Blue Origin ambitionne d’installer des centres de données alimentés par l’IA en orbite

Image d'illustration. Blue OriginBlue Origin / PR-ADN
Blue Origin, l’entreprise spatiale fondée par Jeff Bezos, envisage d’installer des centres de données alimentés par l’intelligence artificielle en orbite, rejoignant ainsi la course croissante des acteurs technologiques à exploiter l’espace pour héberger l’infrastructure numérique de demain.
Tl;dr
- Blue Origin prévoit 51 600 satellites pour l’IA orbitale.
- Les satellites offriront une puissance de calcul solaire.
- Projet Sunrise : concurrence directe à SpaceX dans l’espace.

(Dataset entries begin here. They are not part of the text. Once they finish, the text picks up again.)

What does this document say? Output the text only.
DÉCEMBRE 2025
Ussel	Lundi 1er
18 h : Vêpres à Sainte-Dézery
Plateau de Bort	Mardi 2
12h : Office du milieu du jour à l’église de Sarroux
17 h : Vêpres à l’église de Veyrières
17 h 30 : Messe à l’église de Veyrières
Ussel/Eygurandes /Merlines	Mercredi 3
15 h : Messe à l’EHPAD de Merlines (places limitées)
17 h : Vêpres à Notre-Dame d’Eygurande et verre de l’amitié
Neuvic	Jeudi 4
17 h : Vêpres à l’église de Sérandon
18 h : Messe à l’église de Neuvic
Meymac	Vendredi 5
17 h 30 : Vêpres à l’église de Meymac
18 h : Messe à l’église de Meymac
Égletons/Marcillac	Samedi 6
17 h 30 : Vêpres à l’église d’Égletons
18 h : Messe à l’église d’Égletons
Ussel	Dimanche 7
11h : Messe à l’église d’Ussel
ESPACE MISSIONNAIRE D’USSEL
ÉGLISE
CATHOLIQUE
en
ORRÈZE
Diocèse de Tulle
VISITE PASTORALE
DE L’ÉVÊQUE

Une nouvelle course spatiale pour l’intelligence artificielle
À la faveur d’un dépôt auprès de la Federal Communications Commission, Blue Origin a franchi un cap inédit dans le secteur des infrastructures numériques spatiales. L’entreprise du milliardaire Jeff Bezos ambitionne désormais de lancer et d’opérer une constellation géante : pas moins de 51 600 satellites, dédiés à un système de centres de données orbitaux, sous le nom évocateur de Project Sunrise. Cette initiative s’inscrit dans la compétition grandissante autour du calcul dédié à l’intelligence artificielle, et témoigne d’une mutation profonde des usages spatiaux.
Project Sunrise : une constellation innovante au service du calcul orbital
Selon les documents consultés, chaque satellite serait positionné sur des orbites dites « sun-synchronous », entre 500 et 1 800 kilomètres d’altitude. Les différentes couches de cette constellation regrouperaient chacune entre 300 et 1 000 satellites, espacés seulement de quelques kilomètres les uns des autres. Il est intéressant de noter que ces équipements seront équipés de panneaux solaires afin d’alimenter leur fonctionnement en continu grâce à l’énergie du soleil.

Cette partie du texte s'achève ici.